Reinhold Niebuhr. Photo courtesy of Union Theological Seminary Archives.
Reinhold Niebuhr. Photo courtesy of Union Theological Seminary Archives.


Reinhold Niebuhr (1892–1971)

(20 of 70) JNS is proud to partner with the Embassy of Israel in Washington, D.C., to celebrate 70 of the greatest American contributors to the U.S.-Israel relationship in the 70 days leading up to the State of Israel’s 70th anniversary.


The Protestant theologian Reinhold Niebuhr was an American public intellectual and one of the leading thinkers of the 20th century. He was a rare figure whose writings on religion and foreign policy—such as Moral Man and Immoral Society, and The Irony of American History—have stood the test of time and are still being read with great profit today. Amid his intellectual legacy is an astonishing defense of Jews, Zionism and the Jewish state—a defense he saw as stemming from his own worldview and sense of justice.

In the dark days of February 1942, when most Americans were focused on the war effort, Niebuhr called upon the Allied powers to commit to a “genuine homeland for Jews” under their own political sovereignty, as part and parcel of the war effort. Upon liberation, Niebuhr expounded that it would not be good enough for a resurrection of the status quo. While Jews should have a right to remain wherever they were, they also had a right to a homeland which would become a true spiritual home.

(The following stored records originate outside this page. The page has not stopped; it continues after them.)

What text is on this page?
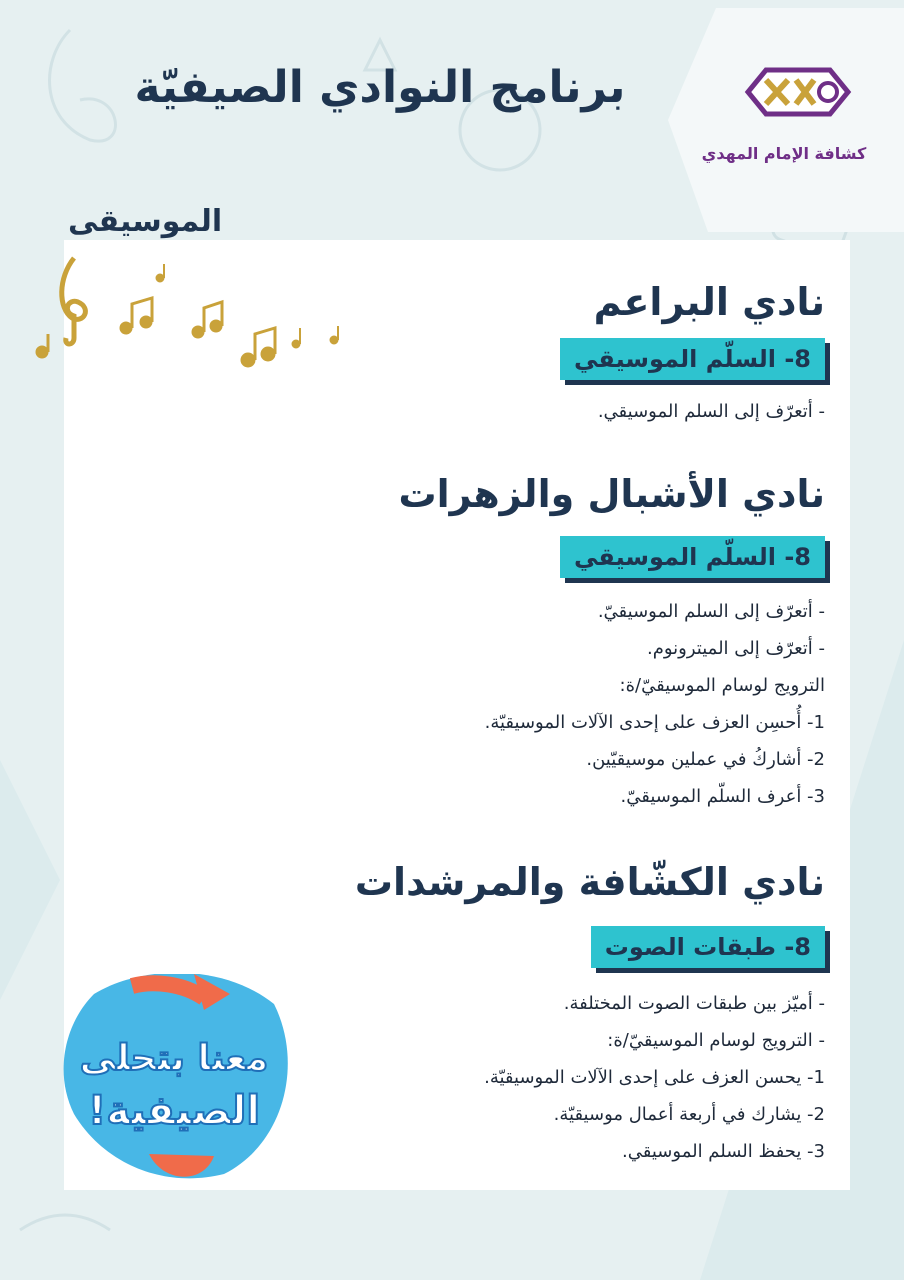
كشافة الإمام المهدي
برنامج النوادي الصيفيّة
الموسيقى
نادي البراعم
8- السلّم الموسيقي
- أتعرّف إلى السلم الموسيقي.
نادي الأشبال والزهرات
8- السلّم الموسيقي
- أتعرّف إلى السلم الموسيقيّ.
- أتعرّف إلى الميترونوم.
الترويج لوسام الموسيقيّ/ة:
1- أُحسِن العزف على إحدى الآلات الموسيقيّة.
2- أشاركُ في عملين موسيقيّين.
3- أعرف السلّم الموسيقيّ.
نادي الكشّافة والمرشدات
8- طبقات الصوت
- أميّز بين طبقات الصوت المختلفة.
- الترويج لوسام الموسيقيّ/ة:
1- يحسن العزف على إحدى الآلات الموسيقيّة.
2- يشارك في أربعة أعمال موسيقيّة.
3- يحفظ السلم الموسيقي.
معنا بتحلى
الصيفية!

Niebuhr led by deed as well as by word. In addition to his writing, he founded the Christian Council on Palestine, an organization of pro-Zionist Christian clergy. His impassioned writing and advocacy prompted his friend and fellow Zionist, Felix Frankfurter, to reflect that he could not find anyone who “faces the Jewish problem more trenchantly and more candidly” than Niebuhr, the Protestant theologian.

While Niebuhr could occasionally quibble with various policies and actions of the Zionist movement or Israel, he never wavered from his belief in the rightness of the cause and the benefits of the Jewish state to the civilized world. In 1957, as the state approached its 10th birthday, Niebuhr wrote in The New Republic that the “birth and growth of the nation is a glorious spiritual and political achievement.” He asserted that the State of Israel was accomplishing something unique. Not only was it providing a political refuge for Jews, but it is also a spiritual home where the Jewish people can fully pursue their way of life and civilization.

Niebuhr’s work on behalf of Zionism and Israel helped mobilize Americans, both Christian and non-Christian, to the cause of the Jewish state. His spiritual leadership stood as a model for thoughtful engagement and a Jewish-Christian dialogue. His strong stance on Israel’s spiritual and political importance continues to inspire leaders and engaged citizens to this day.